One of the biggest challenges we all face is how to master fear, I see this a lot in the clients I work with.
We can work with fear at different levels.
Were all afraid of something; spiders, heights, hospitals, the list is endless. We were only born with two distinct fears; fear of falling and of loud noises. You’ll see these innate responses in small babies. The rest we come to learn from our parents- about 60% of phobias are learnt by observing parents- and others we pick up as we go along. Whatever is learnt can be unlearnt. In cognitive hypnotherapy we train the mind to not respond to the thing that triggers the fear,
There are other types of fear
- Protective fear that stops you – I won’t go for that job interview or do that presentation because I won’t get it or people will laugh at me or realise I’m no good and that makes me feel unsafe. When the brain goes into protection, it generates a strong fight, flight or freeze response to stop you taking the risk.
- Fear that spurs you on – I’m frightened of being poor so I’ll work harder and harder. I’ll make sure everyone likes me because my parents didn’t.

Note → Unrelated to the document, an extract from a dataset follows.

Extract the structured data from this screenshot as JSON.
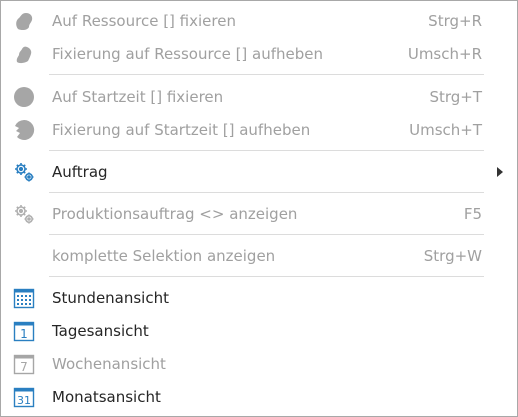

When we understand this kind of fear has a positive intention we can retrain the mind to meet these needs in a more balanced way by exploring and reframing underpinning beliefs we hold about the world or ourselves.
Fear comes and goes and it’s a very natural response whenever we step out of our comfort zone. When we begin to recognise that fear comes from the inside. It is an emotional response to something like the effect of a scary film that’s not real. Fear has an energy to be harnessed that can bring excitement and satisfaction at doing something new or challenging. Experiencing fear in this way creates space for our innate curiosity and wisdom that allows us to explore and try new things in a spirit of learning and growth rather than fear and protection.
Challenge yourself in 2016 to find new ways to understand and harness your fear. I’m planning to do the Great North Run even though I can barely run around the block. It frightens and excites me at one and the same time. I want to get fitter and try something I never thought I would do.